The “caveman” son of a New York City judge pleaded guilty Wednesday to storming the US Capitol during the riot last year.
Aaron Mostofsky, 35, was one of the most memorable rioters who broke into the Capitol, sporting a stolen bulletproof vest, fur pelts, a walking stick and carrying a stolen riot shield.
Mostofsky is the son of Shlomo Mostofsky, a Brooklyn Supreme Court judge and a prominent figure in the Orthodox Jewish community.
Now he is staring down 12 to 18 months in federal prison after copping to civil disorder, theft of government property and entering and remaining in a restricted building or grounds charges. He will be sentenced on May 6.
Mostofsky spoke to The Post while in the Capitol that day, explaining he joined the insurrection “to express my opinion as a free American that this election was stolen.”
“We were cheated,” he said. “I don’t think 75 million people voted for Trump — I think it was close to 85 million. I think certain states that have been red for a long time turned blue and were stolen, like New York.”
He said at the time that Congress members shouldn’t fear protesters like him.
“[They] shouldn’t be afraid; they should get the courage to do their duty to examine the fraud and maybe delay the election,” he said, also criticizing COVID-19 restrictions in the conversation.

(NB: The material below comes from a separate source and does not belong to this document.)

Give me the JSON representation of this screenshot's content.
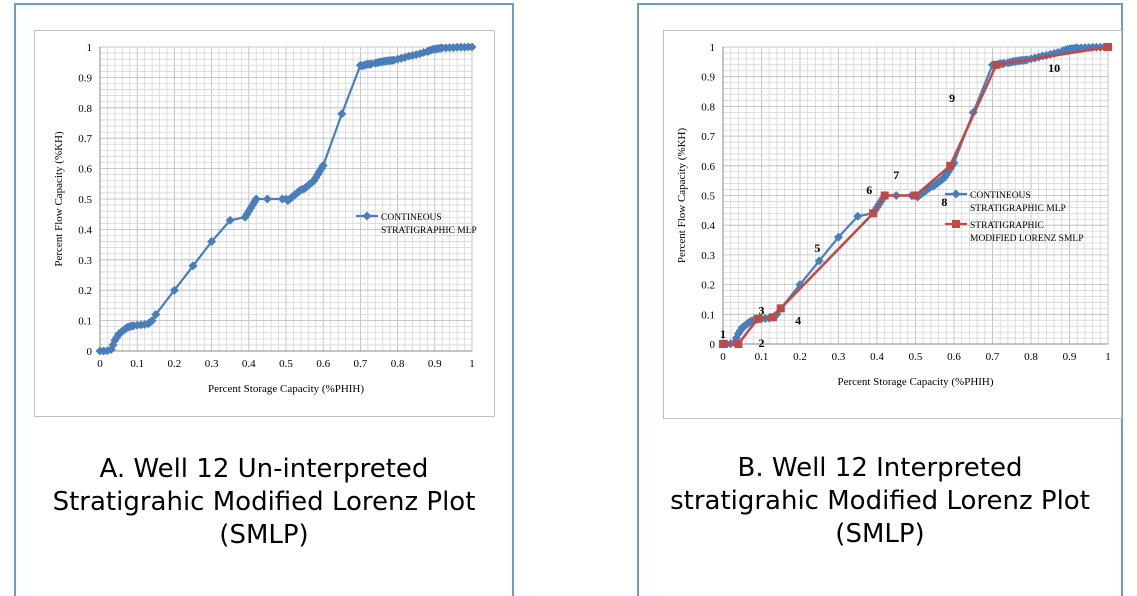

Shlomo Mostofsky, a prominent Brooklyn judge, has said little of his son’s actions and get-up, which became a meme on the internet. In messages revealed as part of the investigation, the younger Mostofsky had told someone meeting him at the riot he would be dressed as a “caveman.”
“Even a caveman knows it was stolen,” he wrote, according to prosecutors.
The FBI has previously said the stolen bulletproof vest was worth almost $2,000 and the riot shield was worth $256. Mostofsky told The Post he found the shield on the floor.
The wannabe revolutionary was arrested on Jan. 12, 2021, when the FBI raided his brother’s house, where agents were seen carting away the outfit he wore the day of the insurrection.
Mostofsky is one of more than 730 people who have been charged with federal crimes for their role in the riot, and one of more than 200 who have pleaded guilty. Most rioters were facing misdemeanors, but the judge’s heir is in a special group of around 25 who pleaded guilty to felony charges.